Witte kraanvogel boven Tibet

De vijftienjarige Sonam woont met haar ouders in Lhasa, de hoofdstad van Tibet. Vermits haar ouders voor de Chinese autoriteiten risico- personen zijn (haar vader was regeringsambtenaar tot 1959 en haar moeder is een rechtstreekse afstammelinge van de tiende Dalai Lama), mag Sonam niet verderstuderen. Tibetanen krijgen immers weinig ontwikkelingskansen. Haar ouders willen dat ze naar Nepal vlucht. Ze twijfelt. Als ze samen met Osher, de zoon van een belangrijke Khampa (Tibetaans nomadenvolk dat de Chinese overheersing bestrijdt) probeert de abt van een klooster te waarschuwen, komen ze te laat. Na de actie van het leger, waarbij het hele klooster verwoest wordt en alle monniken worden gedood, komt ze midden in een volksopstand terecht. Anna, een dochter van een Zweedse diplomaat, filmt alles. Vlak voor haar bagage doorzocht wordt, geeft Anna de film door aan Sonam. Tijdens de opstand raakt Sonams moeder zwaargewond. De familie vlucht naar een geheim klooster in bergen.
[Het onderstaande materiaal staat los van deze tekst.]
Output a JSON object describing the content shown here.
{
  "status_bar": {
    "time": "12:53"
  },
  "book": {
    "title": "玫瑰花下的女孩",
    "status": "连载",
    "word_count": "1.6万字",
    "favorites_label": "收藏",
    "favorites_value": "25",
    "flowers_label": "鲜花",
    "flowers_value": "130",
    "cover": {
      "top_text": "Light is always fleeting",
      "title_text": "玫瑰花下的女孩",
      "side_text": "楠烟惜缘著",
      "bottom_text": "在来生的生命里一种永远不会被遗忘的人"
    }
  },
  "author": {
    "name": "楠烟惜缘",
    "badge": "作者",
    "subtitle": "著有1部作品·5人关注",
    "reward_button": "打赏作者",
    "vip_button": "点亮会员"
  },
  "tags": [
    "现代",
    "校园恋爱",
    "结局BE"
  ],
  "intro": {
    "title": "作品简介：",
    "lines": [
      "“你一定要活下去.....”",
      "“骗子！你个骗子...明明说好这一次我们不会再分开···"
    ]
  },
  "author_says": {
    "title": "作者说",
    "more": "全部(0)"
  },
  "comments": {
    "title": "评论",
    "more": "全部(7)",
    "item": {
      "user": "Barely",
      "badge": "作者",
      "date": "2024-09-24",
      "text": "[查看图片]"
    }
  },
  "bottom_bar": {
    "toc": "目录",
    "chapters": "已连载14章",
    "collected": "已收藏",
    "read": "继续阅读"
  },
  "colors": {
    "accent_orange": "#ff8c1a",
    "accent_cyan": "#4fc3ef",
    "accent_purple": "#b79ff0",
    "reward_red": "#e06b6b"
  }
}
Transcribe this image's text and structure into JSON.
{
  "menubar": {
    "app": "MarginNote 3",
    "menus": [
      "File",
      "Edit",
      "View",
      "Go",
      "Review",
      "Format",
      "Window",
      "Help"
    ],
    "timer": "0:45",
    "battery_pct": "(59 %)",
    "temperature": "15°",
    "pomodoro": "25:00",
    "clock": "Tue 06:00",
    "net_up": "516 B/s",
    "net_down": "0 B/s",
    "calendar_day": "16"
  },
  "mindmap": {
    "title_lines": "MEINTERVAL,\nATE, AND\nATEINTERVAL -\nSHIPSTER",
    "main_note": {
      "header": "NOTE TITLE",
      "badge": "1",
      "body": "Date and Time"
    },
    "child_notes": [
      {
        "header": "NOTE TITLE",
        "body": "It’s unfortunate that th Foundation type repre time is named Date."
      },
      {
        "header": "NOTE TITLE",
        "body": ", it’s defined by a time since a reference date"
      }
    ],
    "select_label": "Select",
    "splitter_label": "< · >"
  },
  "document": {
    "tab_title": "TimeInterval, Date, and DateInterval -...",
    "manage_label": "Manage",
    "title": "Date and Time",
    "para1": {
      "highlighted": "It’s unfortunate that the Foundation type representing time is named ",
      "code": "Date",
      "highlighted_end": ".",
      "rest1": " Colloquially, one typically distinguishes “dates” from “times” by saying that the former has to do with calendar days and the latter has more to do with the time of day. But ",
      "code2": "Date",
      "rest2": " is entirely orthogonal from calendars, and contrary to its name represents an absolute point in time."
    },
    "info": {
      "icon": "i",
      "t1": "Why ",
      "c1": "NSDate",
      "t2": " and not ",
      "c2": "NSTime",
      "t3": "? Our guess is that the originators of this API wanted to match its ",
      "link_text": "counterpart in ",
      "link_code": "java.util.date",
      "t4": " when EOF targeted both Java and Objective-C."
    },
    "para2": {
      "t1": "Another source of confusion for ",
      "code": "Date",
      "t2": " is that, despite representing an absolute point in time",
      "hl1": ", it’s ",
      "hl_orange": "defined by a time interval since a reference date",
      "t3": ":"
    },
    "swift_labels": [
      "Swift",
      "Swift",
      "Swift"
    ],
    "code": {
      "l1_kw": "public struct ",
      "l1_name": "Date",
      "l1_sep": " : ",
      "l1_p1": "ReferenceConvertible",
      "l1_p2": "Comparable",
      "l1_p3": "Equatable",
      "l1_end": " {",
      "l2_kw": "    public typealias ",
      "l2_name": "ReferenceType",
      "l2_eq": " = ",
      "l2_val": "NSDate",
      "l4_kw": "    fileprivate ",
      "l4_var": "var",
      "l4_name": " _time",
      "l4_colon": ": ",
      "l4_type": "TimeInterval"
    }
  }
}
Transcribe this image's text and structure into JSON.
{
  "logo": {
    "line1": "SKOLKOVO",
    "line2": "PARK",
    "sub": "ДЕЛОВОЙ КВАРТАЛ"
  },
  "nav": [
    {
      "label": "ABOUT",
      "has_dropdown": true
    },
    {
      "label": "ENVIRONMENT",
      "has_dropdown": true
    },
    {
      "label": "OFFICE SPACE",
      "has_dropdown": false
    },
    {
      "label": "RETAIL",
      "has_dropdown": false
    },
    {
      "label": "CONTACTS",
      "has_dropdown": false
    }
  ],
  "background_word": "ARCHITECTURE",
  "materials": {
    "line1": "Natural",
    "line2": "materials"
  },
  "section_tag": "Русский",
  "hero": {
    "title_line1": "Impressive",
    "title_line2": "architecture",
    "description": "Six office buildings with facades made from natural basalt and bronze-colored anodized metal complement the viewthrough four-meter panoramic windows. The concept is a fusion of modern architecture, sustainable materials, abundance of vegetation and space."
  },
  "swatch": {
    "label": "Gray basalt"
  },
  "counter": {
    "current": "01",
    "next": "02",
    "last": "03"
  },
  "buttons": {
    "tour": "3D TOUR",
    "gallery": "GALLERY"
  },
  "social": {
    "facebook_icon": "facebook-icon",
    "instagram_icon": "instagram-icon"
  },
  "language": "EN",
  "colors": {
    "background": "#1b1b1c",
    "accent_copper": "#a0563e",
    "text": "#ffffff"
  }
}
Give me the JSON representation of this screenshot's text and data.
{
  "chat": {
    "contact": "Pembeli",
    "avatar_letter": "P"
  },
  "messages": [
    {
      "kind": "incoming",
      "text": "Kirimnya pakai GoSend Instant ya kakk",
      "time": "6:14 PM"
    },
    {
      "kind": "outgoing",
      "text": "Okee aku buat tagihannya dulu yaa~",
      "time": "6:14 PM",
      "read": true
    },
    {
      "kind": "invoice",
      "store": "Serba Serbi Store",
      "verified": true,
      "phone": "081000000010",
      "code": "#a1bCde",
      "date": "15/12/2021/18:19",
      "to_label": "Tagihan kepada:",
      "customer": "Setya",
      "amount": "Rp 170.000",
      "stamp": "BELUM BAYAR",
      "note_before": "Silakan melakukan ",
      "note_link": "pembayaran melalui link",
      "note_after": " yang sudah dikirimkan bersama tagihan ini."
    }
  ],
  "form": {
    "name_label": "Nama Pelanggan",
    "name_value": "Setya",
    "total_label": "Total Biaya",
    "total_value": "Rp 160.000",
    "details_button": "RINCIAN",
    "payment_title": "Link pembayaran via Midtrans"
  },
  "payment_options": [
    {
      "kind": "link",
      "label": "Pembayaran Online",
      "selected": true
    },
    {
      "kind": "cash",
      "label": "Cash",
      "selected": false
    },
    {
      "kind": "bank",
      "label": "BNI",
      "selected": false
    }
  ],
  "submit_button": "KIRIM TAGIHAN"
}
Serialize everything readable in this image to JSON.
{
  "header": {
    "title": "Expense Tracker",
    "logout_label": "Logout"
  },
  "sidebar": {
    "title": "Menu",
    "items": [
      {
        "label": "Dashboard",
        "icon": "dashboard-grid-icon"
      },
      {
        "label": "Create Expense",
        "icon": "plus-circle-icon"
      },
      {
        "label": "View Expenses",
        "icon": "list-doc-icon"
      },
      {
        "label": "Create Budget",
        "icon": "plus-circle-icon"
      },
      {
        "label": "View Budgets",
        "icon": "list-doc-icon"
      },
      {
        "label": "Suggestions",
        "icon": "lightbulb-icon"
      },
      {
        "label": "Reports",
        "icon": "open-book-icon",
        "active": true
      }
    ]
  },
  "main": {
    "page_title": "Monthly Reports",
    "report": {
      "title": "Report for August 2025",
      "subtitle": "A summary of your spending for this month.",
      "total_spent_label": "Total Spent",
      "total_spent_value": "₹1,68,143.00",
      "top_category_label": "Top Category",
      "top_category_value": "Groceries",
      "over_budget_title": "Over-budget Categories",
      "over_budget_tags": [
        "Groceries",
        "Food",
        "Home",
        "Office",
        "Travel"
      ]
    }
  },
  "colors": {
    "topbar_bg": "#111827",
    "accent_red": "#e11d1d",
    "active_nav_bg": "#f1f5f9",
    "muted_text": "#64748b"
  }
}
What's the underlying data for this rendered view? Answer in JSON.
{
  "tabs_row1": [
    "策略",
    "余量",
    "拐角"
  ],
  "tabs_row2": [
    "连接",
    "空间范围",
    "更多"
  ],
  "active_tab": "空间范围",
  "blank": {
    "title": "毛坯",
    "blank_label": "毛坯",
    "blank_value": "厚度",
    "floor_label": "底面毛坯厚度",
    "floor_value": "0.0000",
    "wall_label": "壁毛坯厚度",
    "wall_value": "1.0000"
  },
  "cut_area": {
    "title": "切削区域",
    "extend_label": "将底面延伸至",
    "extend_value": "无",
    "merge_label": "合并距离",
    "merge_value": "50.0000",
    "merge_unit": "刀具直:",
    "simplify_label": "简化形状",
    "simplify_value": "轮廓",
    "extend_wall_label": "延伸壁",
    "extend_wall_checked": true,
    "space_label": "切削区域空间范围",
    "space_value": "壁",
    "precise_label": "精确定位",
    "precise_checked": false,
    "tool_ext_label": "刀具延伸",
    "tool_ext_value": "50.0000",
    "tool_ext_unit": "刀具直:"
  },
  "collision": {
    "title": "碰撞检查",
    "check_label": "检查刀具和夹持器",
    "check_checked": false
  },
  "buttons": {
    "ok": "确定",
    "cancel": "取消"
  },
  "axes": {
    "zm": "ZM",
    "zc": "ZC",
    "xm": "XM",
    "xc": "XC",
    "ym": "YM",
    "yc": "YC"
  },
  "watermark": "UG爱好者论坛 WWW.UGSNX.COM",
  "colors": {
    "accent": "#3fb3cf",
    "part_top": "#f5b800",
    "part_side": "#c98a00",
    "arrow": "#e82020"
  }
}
Vandaaruit trekken Sonam en Osher over de Himalaya, op weg naar Nepal. Gaandeweg worden Sonam en Osher op elkaar verliefd. Enkel Sonam slaagt erin Nepal te bereiken. Ze bereikt de Zweedse ambassade in Katmandu, waar Anna ervoor zorgt dat de video over de bloedige repressie door de Chinezen de wereld wordt rondgestuurd. Dit is een spannend en aangrijpend verhaal, vlot geschreven, met korte hoofdstukjes in een toegankelijke taal. Sonam vertelt het zelf, in de ik-persoon, zodat je er als lezer direct bij betrokken raakt. Je voelt het verdriet van Sonam over de vernietiging van haar land en zijn cultuur, over het onrecht dat de Chinezen de Tibetanen aandoen. De wereld moet dit weten, daar wil ze alles voor opofferen, zelfs de liefde. De auteur heeft zich grondig gedocumenteerd: ze weet duidelijk heel veel over Tibet, zijn cultuur en zijn schitterende landschappen. Ze verwerkt al die kennis in de gebeurtenissen, maar soms is dat zo dominant dat je het idee hebt een reisgids te lezen. Bovendien is de boodschap wel erg nadrukkelijk aanwezig, al kan het onrecht dat China Tibet aandoet niet genoeg onderstreept worden. Dit boek verscheen voor het eerst in 1999 en heeft nog niets van zijn kracht verloren. Met de Olympische Spelen in China in 2008 in het achterhoofd, is het thema weer brandend actueel.